Like Madhukar, I was an atheist before I ever heard of Richard Dawkins or any of the other men called the new atheists. I like their works, but I don't base my atheism on them. I think any atheist would (perhaps should) be outraged at all the atrocities committed in the name of some god. Atrocities that have occurred for millennia and still occur today at breakneck pace.

It is a simple matter for them to dismiss what you say about Herod's slaughter as a simple matter of the sites not having been discovered yet.  They could even point out that scientists have not given up the search and that there are quite a few (albeit Christian ones) that are still searching.  For your problem with the flood they have many different answers depending on how your question is phrased.  I think the one given in this circumstance is to compare it to a muddy pond.  If you stir the mud around the debris will swirl everywhere, but eventually it will settle and become ordered again, pouring water would have the same effect as well. 

Obviously the flood argument is true only in small scale situations as the gravity, pressure, internal heat, and sheer size of the Earth ensures that water cannot function that way.  And anyway where did all the water go?  However, I think it will be of more use finding controversies and contridictions with their books and faith.  Such things cannot be explained away through failures or inaccuracies, however imagined, in science and they are instead to argue about the issue head on.
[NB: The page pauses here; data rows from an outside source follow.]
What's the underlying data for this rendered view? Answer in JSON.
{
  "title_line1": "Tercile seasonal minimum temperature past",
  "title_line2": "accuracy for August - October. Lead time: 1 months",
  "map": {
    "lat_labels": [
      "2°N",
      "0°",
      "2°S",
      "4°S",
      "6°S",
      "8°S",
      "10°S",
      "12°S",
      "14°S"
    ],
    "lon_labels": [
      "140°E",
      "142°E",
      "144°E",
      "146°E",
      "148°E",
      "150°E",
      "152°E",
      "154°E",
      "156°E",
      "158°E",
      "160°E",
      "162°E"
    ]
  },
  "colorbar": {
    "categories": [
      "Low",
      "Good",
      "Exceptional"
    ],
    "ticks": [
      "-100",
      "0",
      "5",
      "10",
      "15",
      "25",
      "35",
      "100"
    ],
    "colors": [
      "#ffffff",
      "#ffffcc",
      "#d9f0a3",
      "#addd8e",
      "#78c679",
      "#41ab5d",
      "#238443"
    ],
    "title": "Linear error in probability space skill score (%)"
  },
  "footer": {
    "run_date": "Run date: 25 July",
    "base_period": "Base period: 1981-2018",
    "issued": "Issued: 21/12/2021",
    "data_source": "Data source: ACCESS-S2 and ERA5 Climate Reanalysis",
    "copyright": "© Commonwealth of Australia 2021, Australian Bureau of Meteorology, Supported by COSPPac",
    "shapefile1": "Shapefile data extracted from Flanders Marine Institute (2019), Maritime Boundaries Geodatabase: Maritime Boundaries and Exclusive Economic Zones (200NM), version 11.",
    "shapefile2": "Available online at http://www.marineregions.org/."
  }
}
I am not saying I disagree with you, there are many more situations like this as well, such as the fact that the pharoh of egypt in the old testament did not rule at the time stated.  And that there is no records of slave rebellions either during that time period or during the rule of the specified pharoh.  But this too can be explained away by stating that the egyptians hid the information in shame, or that archeologists have not discovered it yet.

 

Pointing out the section of the bible where god says that he hardens the pharohs heart so that he would not do what god told him to do, for the sole purpose of increasing gods own glory would be far more efficient and I have not met a Christian yet who has explained it away (this passage translates in many different ways, as is true for the rest of the bible but I am reffering to Exodus 14:4, the current translation has removed the reference to glory and instead states simply that he is showing himself to be the lord).

I'm embarrassed to say I once categorically rejected the simple truths presented in this post.